Unless you have the growths, you probably won’t know if you’ve been infected with this particular strain of HPV as it can lie dormant for a long time, and the warts often take a while to form.
Not everyone with the virus does develop warts, so it’s entirely possible to be a carrier of the infection without knowing it.
What do I do if I think I have genital warts?
If you think you have the infection, visit your local sexual health clinic where treatment options will be discussed.
If you know your partner has genital warts or HPV, but you’re showing no symptoms, it’s still important to visit a clinic to be on the safe side and to prevent any warts from forming.
Unfortunately, a nurse won’t be able to tell by inspecting the warts how long you’ve had them or who passed them on to you, and it certainly doesn’t mean that someone’s cheated if you’re in a long-term relationship.
Treatments for genital warts
Luckily, genital warts can be treated. In mild cases, you may be able to use a specially formulated cream or lotion, applied to the affected area over the course of a few weeks. These creams work by either burning the warts from your skin, or by helping your body’s immune system to fight the virus along with the warts. It’s important to know that any over-the-counter wart treatments you can get from a chemist or supermarket are absolutely not to be used on genital warts. Not only will they not treat the problem, but they could cause other issues if you use them in or around your genitals. The correct treatments and creams are only available on prescription. If you feel too embarrassed to visit your local clinic, you can also buy Aldara cream or Wartec (also sold as Warticon) online from Doctor4U, subject to approval.
Some cases won’t respond to these prescription medications, or may keep reoccurring. In this cases, you may need to be treated at your local sexual health clinic. In these cases, a nurse will often burn or freeze the warts periodically over a few weeks until they drop off. Due to the nature of these treatments, scarring and irritation can occur, though they are usually effective at removing the problem.
In some severe cases, you may even need laser surgery to remove internal warts that are unable to be treated in any other way. Depending on the extremity of the case, you may be given local or even general anaesthetic during the process.
No matter what treatment option you decide on, it’s widely known that the sooner you treat the condition, the easier it is to get rid of the warts and prevent recurrence.
Is there a cure for genital warts?
Strictly speaking, no. However, as mentioned above, they can be removed. In most cases, the body’s natural immune system will clear the virus over time, though if you’ve recently had treatment for genital warts, it’s a good idea to avoid sex whilst you’re recovering.
Whilst there’s currently no “cure” for the STI, a HPV vaccine is offered to all girls in year 8 in the UK. Whilst this is to protect from cervical cancer, the vaccine also protects against the strains of HPV that cause genital warts. From 2019, it is expected that the same vaccine will also be offered to boys of the same age, so it’s hoped that there will be fewer cases of genital warts in the future. Gay and bisexual men can currently access the same vaccine from sexual health clinics up to the age of 45.

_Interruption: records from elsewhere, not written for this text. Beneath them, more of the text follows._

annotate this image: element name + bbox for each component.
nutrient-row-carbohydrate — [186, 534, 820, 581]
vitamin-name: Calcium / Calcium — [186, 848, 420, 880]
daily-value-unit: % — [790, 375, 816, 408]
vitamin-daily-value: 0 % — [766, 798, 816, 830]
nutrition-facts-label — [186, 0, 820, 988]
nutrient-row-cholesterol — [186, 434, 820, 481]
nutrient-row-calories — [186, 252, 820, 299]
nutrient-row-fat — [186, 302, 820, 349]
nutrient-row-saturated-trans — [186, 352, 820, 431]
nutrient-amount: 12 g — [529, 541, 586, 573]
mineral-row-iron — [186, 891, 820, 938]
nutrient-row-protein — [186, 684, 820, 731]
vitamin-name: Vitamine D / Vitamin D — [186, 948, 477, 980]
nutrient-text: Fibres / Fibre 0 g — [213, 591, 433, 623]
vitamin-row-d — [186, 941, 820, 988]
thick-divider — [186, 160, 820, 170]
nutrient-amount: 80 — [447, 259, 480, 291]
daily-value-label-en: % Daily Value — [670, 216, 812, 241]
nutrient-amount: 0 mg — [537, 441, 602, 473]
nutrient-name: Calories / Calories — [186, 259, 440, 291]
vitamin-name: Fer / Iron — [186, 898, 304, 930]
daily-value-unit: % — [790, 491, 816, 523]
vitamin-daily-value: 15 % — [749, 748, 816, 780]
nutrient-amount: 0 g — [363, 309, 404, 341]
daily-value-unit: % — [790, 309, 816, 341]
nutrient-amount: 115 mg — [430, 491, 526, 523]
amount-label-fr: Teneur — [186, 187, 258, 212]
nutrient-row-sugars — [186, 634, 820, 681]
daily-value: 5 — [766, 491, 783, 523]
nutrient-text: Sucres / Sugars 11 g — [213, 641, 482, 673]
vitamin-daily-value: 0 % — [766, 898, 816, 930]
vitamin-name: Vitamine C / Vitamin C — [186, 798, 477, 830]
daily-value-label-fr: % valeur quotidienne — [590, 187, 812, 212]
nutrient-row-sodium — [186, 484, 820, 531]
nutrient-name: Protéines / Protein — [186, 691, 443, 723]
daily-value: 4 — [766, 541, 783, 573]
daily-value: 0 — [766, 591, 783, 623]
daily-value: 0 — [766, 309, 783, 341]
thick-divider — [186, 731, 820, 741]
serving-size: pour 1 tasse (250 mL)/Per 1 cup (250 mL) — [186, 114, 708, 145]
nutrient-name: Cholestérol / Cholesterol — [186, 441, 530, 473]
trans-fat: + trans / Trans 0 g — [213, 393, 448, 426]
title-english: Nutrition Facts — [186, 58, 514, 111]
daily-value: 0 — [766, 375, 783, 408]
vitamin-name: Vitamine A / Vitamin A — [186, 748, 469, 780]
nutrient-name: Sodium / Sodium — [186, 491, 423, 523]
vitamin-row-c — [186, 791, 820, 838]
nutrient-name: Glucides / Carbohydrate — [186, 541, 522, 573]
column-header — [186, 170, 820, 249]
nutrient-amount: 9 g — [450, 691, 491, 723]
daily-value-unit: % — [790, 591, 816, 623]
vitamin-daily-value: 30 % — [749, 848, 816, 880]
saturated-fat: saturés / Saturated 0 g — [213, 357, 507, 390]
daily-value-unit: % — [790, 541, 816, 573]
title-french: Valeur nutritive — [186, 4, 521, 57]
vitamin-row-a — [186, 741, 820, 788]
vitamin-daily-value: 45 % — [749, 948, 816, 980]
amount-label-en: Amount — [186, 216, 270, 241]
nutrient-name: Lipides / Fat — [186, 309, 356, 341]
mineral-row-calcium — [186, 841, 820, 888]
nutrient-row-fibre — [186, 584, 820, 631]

Can genital warts cause cancer?
No. Although some types of cancer are also caused by HPV, there are so many different strains. Genital warts don’t share the same strains as cervical cancer or others, so they’ll neither cause it to develop or increase your risk of it. However, it is possible to have both. Make sure you attend your smear test every time to make sure you’re protected.
Genital warts in pregnancy
If you’ve been infected with the type of HPV that causes genital warts, you might find that pregnancy makes your symptoms worse, or might even make them appear for the first time. You’re advised to seek treatment as you usually would, though some creams might not be suitable for pregnant mums. It’s a good idea to have them removed before you give birth, as in very rare cases, it’s possible to pass the infection on to your baby during delivery.